Dari Al Fairuz Ad-Dailami, dia berkata: Kami datang menghadap
Rasulullah SAW, kemudian berkata, "Wahai Rasulullah, engkau telah
mengetahui siapa kami, dan kemana kami?" Beliau menjawab, "Kepada Allah dan Rasul-Nya" Kami kemudian bertanya lagi, "Wahai Rasulullah, kami mempunyai anggur yang tidak kami gunakan?" Beliau berkata, "' Keringkanlah anggur itu!" Kami berkata lagi, "Lalu apa yang dapat kami buat dengan anggur kering?" Beliau bersabda, "Buatlah
minuman anggur untuk makan siangmu dan minumlah pada waktu makan
malammu. Buatlah anggur pada waktu makan malammu dan minumlah pada waktu
makan siangmu. Buatlah anggur dalam jumlah yang banyak (bersama banyak
orang) dan janganlah membuat Anggur dalam jumlah yang sedikit atau
sendiri-sendiri, karena jika terlambat memerasnya anggur tersebut akan
menjadi cuka. " (Hasan Shahih)
عَنْ عَائِشَةَ رَضِيَ اللَّهُ عَنْهَا قَالَتْ كَانَ
يُنْبَذُ لِرَسُولِ اللَّهِ صَلَّى اللَّهُ عَلَيْهِ وَسَلَّمَ فِي
سِقَاءٍ يُوكَأُ أَعْلَاهُ وَلَهُ عَزْلَاءُ يُنْبَذُ غُدْوَةً
فَيَشْرَبُهُ عِشَاءً وَيُنْبَذُ عِشَاءً فَيَشْرَبُهُ غُدْوَةً
3711.
Dari Aisyah, dia berkata: Rasulullah dibuatkan anggur (oleh para
sahabatnya) dalam bejana dari kulit yang mempunyai tali penutup dan
pembuka.

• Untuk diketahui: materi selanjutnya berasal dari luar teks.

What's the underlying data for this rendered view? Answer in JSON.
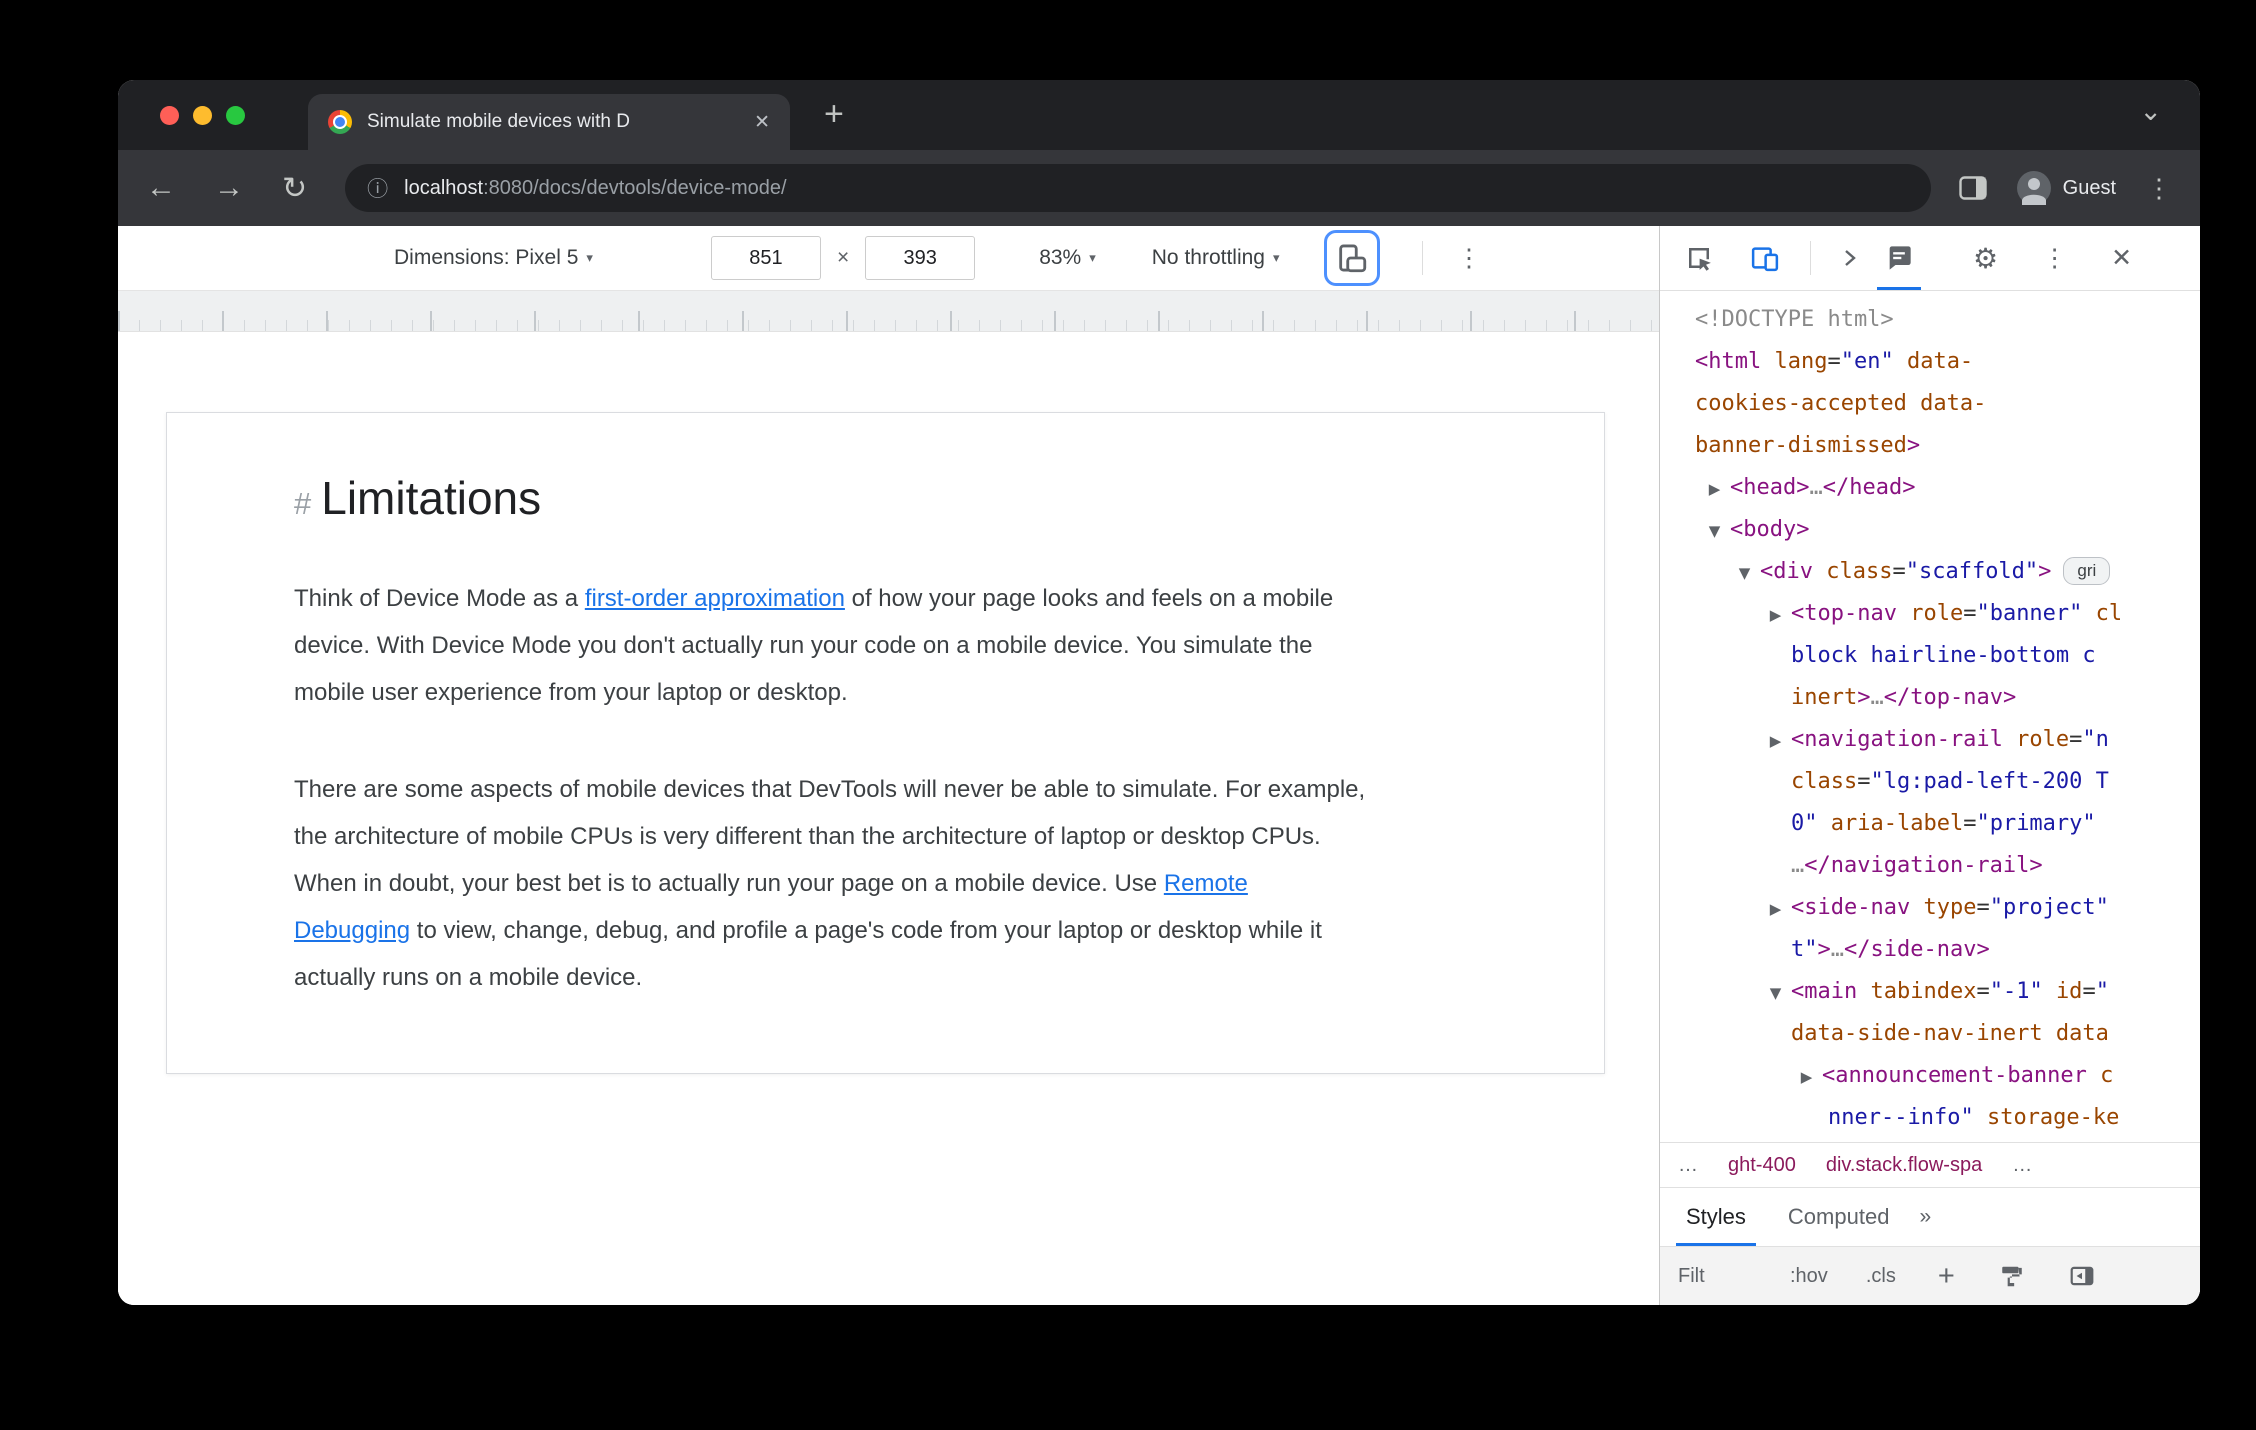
{
  "window": {
    "tab_title": "Simulate mobile devices with D",
    "url_host": "localhost",
    "url_rest": ":8080/docs/devtools/device-mode/",
    "guest_label": "Guest"
  },
  "device_toolbar": {
    "dimensions_label": "Dimensions: Pixel 5",
    "width_value": "851",
    "height_value": "393",
    "zoom_value": "83%",
    "throttling_value": "No throttling"
  },
  "page": {
    "hash": "#",
    "heading": "Limitations",
    "p1_before": "Think of Device Mode as a ",
    "p1_link": "first-order approximation",
    "p1_after": " of how your page looks and feels on a mobile device. With Device Mode you don't actually run your code on a mobile device. You simulate the mobile user experience from your laptop or desktop.",
    "p2_before": "There are some aspects of mobile devices that DevTools will never be able to simulate. For example, the architecture of mobile CPUs is very different than the architecture of laptop or desktop CPUs. When in doubt, your best bet is to actually run your page on a mobile device. Use ",
    "p2_link": "Remote Debugging",
    "p2_after": " to view, change, debug, and profile a page's code from your laptop or desktop while it actually runs on a mobile device."
  },
  "devtools": {
    "dom_lines": [
      {
        "pad": 35,
        "seg": [
          [
            "g",
            "<!DOCTYPE html>"
          ]
        ]
      },
      {
        "pad": 35,
        "seg": [
          [
            "t",
            "<html"
          ],
          [
            "p",
            " "
          ],
          [
            "a",
            "lang"
          ],
          [
            "p",
            "="
          ],
          [
            "v",
            "\"en\""
          ],
          [
            "p",
            " "
          ],
          [
            "a",
            "data-"
          ]
        ]
      },
      {
        "pad": 35,
        "seg": [
          [
            "a",
            "cookies-accepted"
          ],
          [
            "p",
            " "
          ],
          [
            "a",
            "data-"
          ]
        ]
      },
      {
        "pad": 35,
        "seg": [
          [
            "a",
            "banner-dismissed"
          ],
          [
            "t",
            ">"
          ]
        ]
      },
      {
        "pad": 44,
        "arrow": "c",
        "seg": [
          [
            "t",
            "<head>"
          ],
          [
            "g",
            "…"
          ],
          [
            "t",
            "</head>"
          ]
        ]
      },
      {
        "pad": 44,
        "arrow": "e",
        "seg": [
          [
            "t",
            "<body>"
          ]
        ]
      },
      {
        "pad": 74,
        "arrow": "e",
        "seg": [
          [
            "t",
            "<div"
          ],
          [
            "p",
            " "
          ],
          [
            "a",
            "class"
          ],
          [
            "p",
            "="
          ],
          [
            "v",
            "\"scaffold\""
          ],
          [
            "t",
            ">"
          ]
        ],
        "badge": "gri"
      },
      {
        "pad": 105,
        "arrow": "c",
        "seg": [
          [
            "t",
            "<top-nav"
          ],
          [
            "p",
            " "
          ],
          [
            "a",
            "role"
          ],
          [
            "p",
            "="
          ],
          [
            "v",
            "\"banner\""
          ],
          [
            "p",
            " "
          ],
          [
            "a",
            "cl"
          ]
        ]
      },
      {
        "pad": 131,
        "seg": [
          [
            "v",
            "block hairline-bottom c"
          ]
        ]
      },
      {
        "pad": 131,
        "seg": [
          [
            "a",
            "inert"
          ],
          [
            "t",
            ">"
          ],
          [
            "g",
            "…"
          ],
          [
            "t",
            "</top-nav>"
          ]
        ]
      },
      {
        "pad": 105,
        "arrow": "c",
        "seg": [
          [
            "t",
            "<navigation-rail"
          ],
          [
            "p",
            " "
          ],
          [
            "a",
            "role"
          ],
          [
            "p",
            "="
          ],
          [
            "v",
            "\"n"
          ]
        ]
      },
      {
        "pad": 131,
        "seg": [
          [
            "a",
            "class"
          ],
          [
            "p",
            "="
          ],
          [
            "v",
            "\"lg:pad-left-200 T"
          ]
        ]
      },
      {
        "pad": 131,
        "seg": [
          [
            "v",
            "0\""
          ],
          [
            "p",
            " "
          ],
          [
            "a",
            "aria-label"
          ],
          [
            "p",
            "="
          ],
          [
            "v",
            "\"primary\""
          ]
        ]
      },
      {
        "pad": 131,
        "seg": [
          [
            "g",
            "…"
          ],
          [
            "t",
            "</navigation-rail>"
          ]
        ]
      },
      {
        "pad": 105,
        "arrow": "c",
        "seg": [
          [
            "t",
            "<side-nav"
          ],
          [
            "p",
            " "
          ],
          [
            "a",
            "type"
          ],
          [
            "p",
            "="
          ],
          [
            "v",
            "\"project\""
          ]
        ]
      },
      {
        "pad": 131,
        "seg": [
          [
            "v",
            "t\""
          ],
          [
            "t",
            ">"
          ],
          [
            "g",
            "…"
          ],
          [
            "t",
            "</side-nav>"
          ]
        ]
      },
      {
        "pad": 105,
        "arrow": "e",
        "seg": [
          [
            "t",
            "<main"
          ],
          [
            "p",
            " "
          ],
          [
            "a",
            "tabindex"
          ],
          [
            "p",
            "="
          ],
          [
            "v",
            "\"-1\""
          ],
          [
            "p",
            " "
          ],
          [
            "a",
            "id"
          ],
          [
            "p",
            "="
          ],
          [
            "v",
            "\""
          ]
        ]
      },
      {
        "pad": 131,
        "seg": [
          [
            "a",
            "data-side-nav-inert"
          ],
          [
            "p",
            " "
          ],
          [
            "a",
            "data"
          ]
        ]
      },
      {
        "pad": 136,
        "arrow": "c",
        "seg": [
          [
            "t",
            "<announcement-banner"
          ],
          [
            "p",
            " "
          ],
          [
            "a",
            "c"
          ]
        ]
      },
      {
        "pad": 168,
        "seg": [
          [
            "v",
            "nner--info\""
          ],
          [
            "p",
            " "
          ],
          [
            "a",
            "storage-ke"
          ]
        ]
      }
    ],
    "crumbs": [
      "…",
      "ght-400",
      "div.stack.flow-spa",
      "…"
    ],
    "styles_tab": "Styles",
    "computed_tab": "Computed",
    "filter_placeholder": "Filt",
    "hov_label": ":hov",
    "cls_label": ".cls"
  },
  "icons": {
    "back-icon": "←",
    "forward-icon": "→",
    "reload-icon": "↻",
    "info-icon": "ⓘ",
    "more-vert-icon": "⋮",
    "new-tab-icon": "+",
    "chevron-down-icon": "⌄",
    "close-icon": "✕",
    "dropdown-caret-icon": "▾",
    "dimension-times-icon": "×",
    "gear-icon": "⚙",
    "overflow-chevrons-icon": "»",
    "plus-icon": "+"
  }
}
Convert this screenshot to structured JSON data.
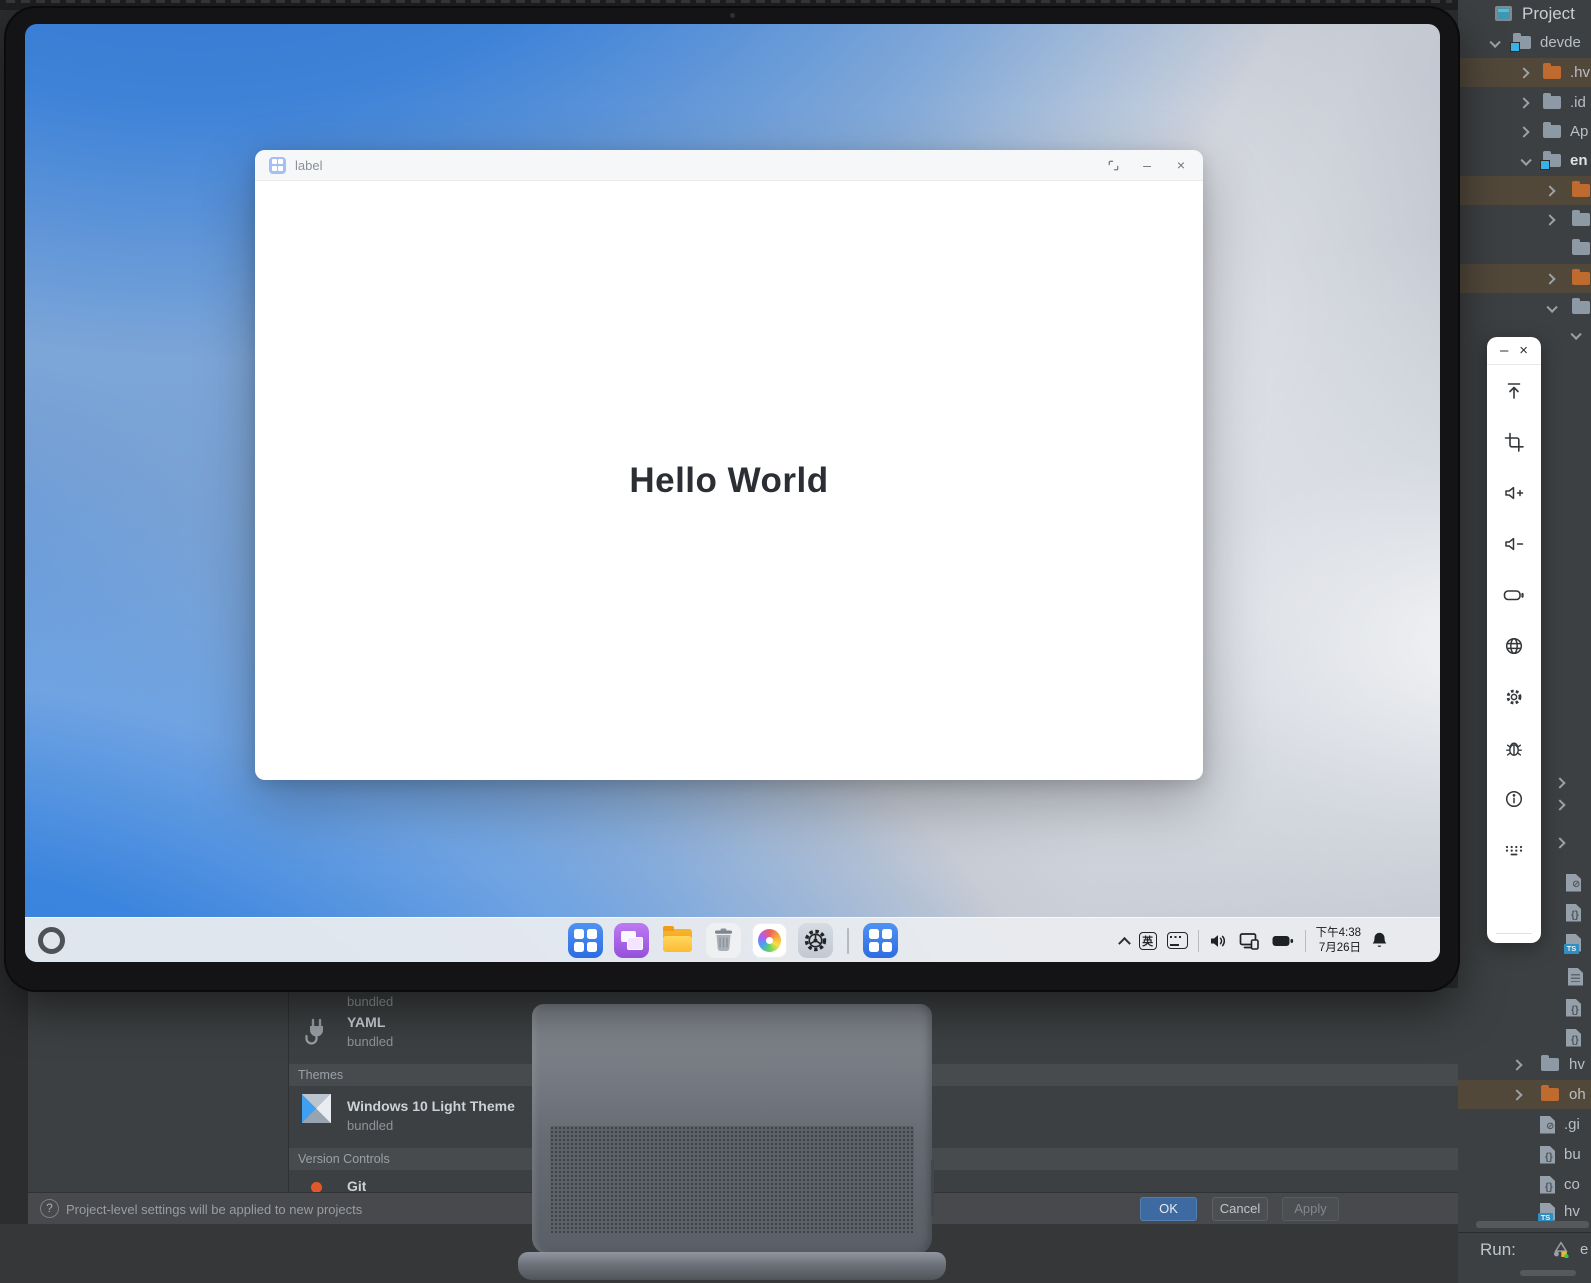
{
  "emulator": {
    "window": {
      "title": "label",
      "content": "Hello World",
      "controls": {
        "minimize": "–",
        "close": "×"
      }
    },
    "taskbar": {
      "ime": "英",
      "time": "下午4:38",
      "date": "7月26日"
    },
    "toolbar": {
      "minimize": "–",
      "close": "×"
    }
  },
  "ide": {
    "project_panel": {
      "title": "Project",
      "tree_top": [
        {
          "label": "devde"
        },
        {
          "label": ".hv"
        },
        {
          "label": ".id"
        },
        {
          "label": "Ap"
        },
        {
          "label": "en"
        }
      ],
      "tree_bottom": [
        {
          "label": "hv"
        },
        {
          "label": "oh"
        },
        {
          "label": ".gi"
        },
        {
          "label": "bu"
        },
        {
          "label": "co"
        },
        {
          "label": "hv"
        }
      ],
      "run_label": "Run:",
      "run_config": "e"
    },
    "settings_dialog": {
      "truncated_status": "bundled",
      "plugin": {
        "name": "YAML",
        "status": "bundled"
      },
      "themes_header": "Themes",
      "theme": {
        "name": "Windows 10 Light Theme",
        "status": "bundled"
      },
      "vcs_header": "Version Controls",
      "vcs_item": "Git",
      "hint": "Project-level settings will be applied to new projects",
      "buttons": {
        "ok": "OK",
        "cancel": "Cancel",
        "apply": "Apply"
      }
    }
  }
}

Bejana tersebut juga memiliki lubang pada bagian bawah, guna
membuat anggur pada waktu makan siang dan meminumnya pada waktu makan
malam, atau dibuat pada waktu makan malam dan diminum pada waktu makan
siang. (Shahih: Muslim)
عَنْ عَائِشَةَ رَضِيَ اللَّهُ عَنْهَا أَنَّهَا
كَانَتْ تَنْبِذُ لِلنَّبِيِّ صَلَّى اللَّهُ عَلَيْهِ وَسَلَّمَ غُدْوَةً
فَإِذَا كَانَ مِنْ الْعَشِيِّ فَتَعَشَّى شَرِبَ عَلَى عَشَائِهِ وَإِنْ
فَضَلَ شَيْءٌ صَبَبْتُهُ أَوْ فَرَّغْتُهُ ثُمَّ تَنْبِذُ لَهُ
بِاللَّيْلِ فَإِذَا أَصْبَحَ تَغَدَّى فَشَرِبَ عَلَى غَدَائِهِ قَالَتْ
يُغْسَلُ السِّقَاءُ غُدْوَةً وَعَشِيَّةً فَقَالَ لَهَا أَبِي مَرَّتَيْنِ
فِي يَوْمٍ قَالَتْ نَعَمْ
3712.
Dari Aisyah, dia berkata: Pada waktu makan siang aku membuatkan minuman
dari kurma untuk Rasulullah SAW, yang diminum oleh beliau pada waktu
makan malam. Jika ada yang tersisa maka aku tuang atau kosongkan.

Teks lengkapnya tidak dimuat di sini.